Internet telephony over mobile phones took centre stage at the 3GSM World Congress mobile phone conference in Barcelona last week, with two announcements signalling that the mobile phone industry is waking up to the potentially disruptive technology coming its way.

“Internet voice is going mobile,” said Jorma Ollila, Nokia chief executive, on Monday as the world’s biggest maker of mobile handsets unveiled its first mass- market model capable of supporting voice-over-internet protocol. VoIP is the emerging technology that offers cheap calls to users by routing them over the internet, instead of traditional phone networks.

The Nokia 6136 is also “dual-mode”: as well as working on mobile GSM networks, it can connect to small wireless networks known as WiFi, which unlike mobile phone networks operate in unregulated spectrum.

Nokia’s rival, Motorola of the US, is working on a similar handset and other manufacturers from the mobile industry and those on the periphery, such as Compaq and HP, are working on pocket devices that will support VoIP and WiFi.

In another move underpinning the rapid transformation of the telecoms industry in the digital age, Skype announced last week a tie-up with 3, Hutchison Whampoa’s mobile businesses.

Skype, which was acquired by eBay last year, has become synonymous with the disruptive potential of VoIP. The 75m users of Skype’s computer software can talk to each other for free, once they have paid a monthly bill for broadband access.

Calls to fixed-line phones from Skype are very cheap compared with rates from traditional telecoms operators; however calls to mobile phones can sometimes be more expensive. Fixed-line operators accept that the spread of broadband, which has a flat-fee payment model and enables good quality internet telephony, will only increase the pressure on traditional voice revenues from per-minute charges.
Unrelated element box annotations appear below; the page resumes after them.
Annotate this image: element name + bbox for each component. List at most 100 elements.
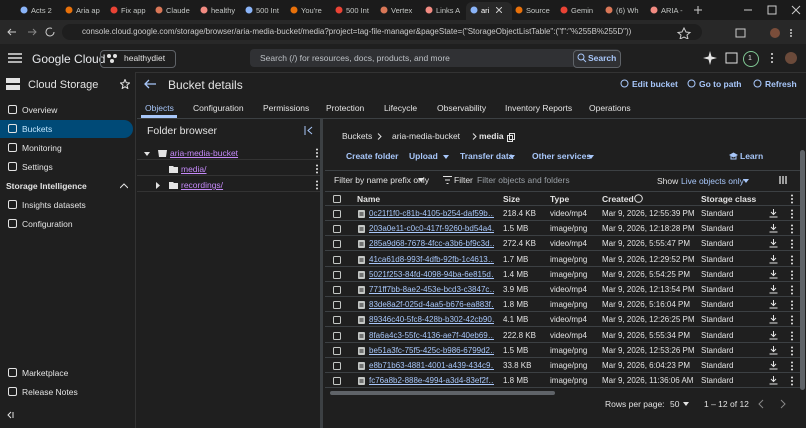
more-button[interactable] (790, 270, 794, 280)
checkbox[interactable] (333, 301, 341, 310)
page-size-arrow[interactable] (683, 402, 689, 406)
project-icon[interactable] (106, 53, 118, 63)
nav-icon[interactable] (8, 200, 17, 209)
toolbar-button[interactable]: Transfer data (460, 151, 514, 161)
object-name[interactable]: 5021f253-84fd-4098-94ba-6e815d… (369, 270, 494, 279)
tab-favicon[interactable] (290, 6, 298, 14)
checkbox[interactable] (333, 210, 341, 218)
browser-tab[interactable]: Fix app (121, 6, 146, 15)
nav-section[interactable]: Storage Intelligence (6, 181, 87, 191)
object-name[interactable]: 83de8a2f-025d-4aa5-b676-ea883f… (369, 301, 494, 310)
tab-favicon[interactable] (380, 6, 388, 14)
column-header[interactable]: Name (357, 194, 381, 204)
action-icon[interactable] (620, 79, 629, 88)
browser-tab[interactable]: Vertex (391, 6, 413, 15)
object-name[interactable]: 8fa6a4c3-55fc-4136-ae7f-40eb69… (369, 331, 494, 340)
tab-close[interactable] (496, 7, 502, 13)
more-button[interactable] (790, 331, 794, 341)
collapse-section[interactable] (120, 183, 128, 189)
checkbox[interactable] (333, 331, 341, 340)
nav-item[interactable]: Buckets (22, 124, 53, 134)
action-icon[interactable] (753, 79, 762, 88)
tab-favicon[interactable] (335, 6, 343, 14)
toolbar-button[interactable]: Upload (409, 151, 438, 161)
header-icons[interactable] (703, 51, 803, 65)
expand[interactable] (144, 151, 150, 157)
page-tab[interactable]: Permissions (263, 103, 310, 113)
download[interactable] (769, 285, 778, 294)
more-button[interactable] (790, 361, 794, 371)
tab-favicon[interactable] (110, 6, 118, 14)
checkbox[interactable] (333, 316, 341, 325)
filter-input[interactable]: Filter objects and folders (477, 175, 570, 185)
more-button[interactable] (790, 315, 794, 325)
breadcrumb[interactable]: Buckets (342, 131, 373, 141)
tree-item[interactable]: media/ (181, 164, 207, 174)
browser-tab[interactable]: healthy (211, 6, 236, 15)
tab-favicon[interactable] (650, 6, 658, 14)
address-bar[interactable] (62, 24, 702, 40)
browser-tab[interactable]: Source (526, 6, 550, 15)
download[interactable] (769, 269, 778, 279)
window-controls[interactable] (742, 5, 802, 15)
new-tab[interactable] (694, 6, 702, 14)
url[interactable]: console.cloud.google.com/storage/browser… (82, 28, 632, 36)
badge-count[interactable]: 1 (748, 55, 752, 62)
tree-item[interactable]: aria-media-bucket (170, 148, 239, 158)
nav-item[interactable]: Settings (22, 162, 53, 172)
pager[interactable] (757, 399, 787, 409)
nav-icon[interactable] (8, 368, 17, 377)
search-placeholder[interactable]: Search (/) for resources, docs, products… (260, 53, 450, 63)
more-button[interactable] (790, 300, 794, 310)
expand[interactable] (155, 182, 160, 189)
tab-favicon[interactable] (515, 6, 523, 14)
more-button[interactable] (790, 224, 794, 234)
help[interactable] (634, 194, 643, 203)
learn[interactable]: Learn (740, 151, 764, 161)
search-button-label[interactable]: Search (588, 53, 617, 63)
checkbox[interactable] (333, 225, 341, 234)
nav-icon[interactable] (8, 387, 17, 396)
nav-item[interactable]: Marketplace (22, 368, 69, 378)
more-button[interactable] (790, 194, 794, 204)
object-name[interactable]: 285a9d68-7678-4fcc-a3b6-bf9c3d… (369, 240, 494, 249)
tab-favicon[interactable] (425, 6, 433, 14)
browser-tab[interactable]: You're (301, 6, 322, 15)
browser-tab[interactable]: Claude (166, 6, 190, 15)
object-name[interactable]: fc76a8b2-888e-4994-a3d4-83ef2f… (369, 377, 494, 386)
browser-tab[interactable]: Acts 2 (31, 6, 52, 15)
checkbox[interactable] (333, 270, 341, 279)
breadcrumb[interactable]: aria-media-bucket (392, 131, 461, 141)
browser-tab[interactable]: Links A (436, 6, 461, 15)
scrollbar[interactable] (800, 150, 805, 390)
search-button[interactable] (573, 50, 621, 68)
more-button[interactable] (315, 180, 319, 190)
nav-item[interactable]: Overview (22, 105, 58, 115)
nav-icon[interactable] (8, 219, 17, 228)
more-button[interactable] (315, 148, 319, 158)
browser-tab[interactable]: Aria ap (76, 6, 100, 15)
address-icons[interactable] (676, 27, 796, 39)
action-icon[interactable] (687, 79, 696, 88)
nav-icon[interactable] (8, 143, 17, 152)
nav-buttons[interactable] (6, 26, 60, 38)
download[interactable] (769, 209, 778, 218)
menu[interactable] (8, 52, 22, 64)
more-button[interactable] (790, 376, 794, 386)
tab-favicon[interactable] (560, 6, 568, 14)
copy[interactable] (507, 133, 515, 142)
tab-favicon[interactable] (65, 6, 73, 14)
search-box[interactable] (250, 49, 620, 67)
page-action[interactable]: Refresh (765, 79, 797, 89)
more-button[interactable] (315, 164, 319, 174)
browser-tab[interactable]: 500 Int (346, 6, 369, 15)
nav-item[interactable]: Monitoring (22, 143, 62, 153)
checkbox[interactable] (333, 255, 341, 264)
tab-favicon[interactable] (605, 6, 613, 14)
download[interactable] (769, 224, 778, 233)
rows-per-page[interactable]: 50 (670, 399, 680, 409)
checkbox[interactable] (333, 286, 341, 294)
nav-icon[interactable] (8, 162, 17, 171)
page-tab[interactable]: Lifecycle (384, 103, 418, 113)
pane-divider[interactable] (320, 119, 323, 428)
About a dozen large mobile operators are “actively” looking at offering VoIP-based services, according to one senior industry figure. However, the Skype/Hutchison deal illustrates that Skype is trying to move away from being seen predominantly as a means of free calls, and instead as a source of value-added features, such as messaging and contacts lists, for computer and mobile phone users.

Niklas Zennström, Skype chief executive, said that, for 3, it was a value-added service that would attract new customers and improve loyalty. “I think in general revenues for voice calls are going to decline, regardless,” he says.

However, Skype will face much competition in this space.

Microsoft is increasingly moving into mobile software and its Windows Mobile operating system already supports VoIP.

The latest version of software developed by Symbian, 48 per cent owned by Nokia and currently the biggest supplier of operating systems to high-end mobiles, will do the same.

As a stand-alone mobile operator, Vodafone is seen as being more exposed to the inevitable pricing pressure than some rivals.

However, the UK-based operator accepts it is inevitable. “We have to morph from where we are now,” said Arun Sarin, chief executive of Vodafone. “That [VoIP] is clearly a world around the corner  .  .  .  it is two to three years away.”

T-Mobile, Deutsche Telekom’s mobile operator, has an established WiFi business and believes mobile operators will be able to cope
with the advent of VoIP, irrespective of the network technology.

“VoIP is not going to be disruptive to this industry,” says Hamid Akhavan, T-Mobile’s chief technology officer. “The arbitrage potential is now closing as voice tariffs come down.”

Frans van Houten, chief executive of Philips Semiconductor, which makes chips for mobile phones, says that, by running their own WiFi services, operators such as T-Mobile can sell features such as easily accessing files on a home computer with a mobile phone. “By bundling them together, they actually tie the user to their services.”

Mobile operators are increasingly adopting the US model of offering “buckets” of minutes for voice and data access to their networks, and with upgrades to 3G networks promising better efficiency and capacity, some industry executives believe that mobile phone users will increasingly pay a flat monthly rate for network access, replicating the fixed-line broadband model.

At that point, the difference between voice and data traffic for mobile operators will disappear and increasingly voice traffic will be carried via a VoIP client over 3G networks.

Also, mobile operators believe that services such as TV, music downloads, e-mail, and navigation, will develop as new revenue streams to offset the decline of voice revenues.

While Skype and other VoIP software alone might not disrupt mobile operators as much as some predict over the coming years, technological developments will mean competition for operators will intensify.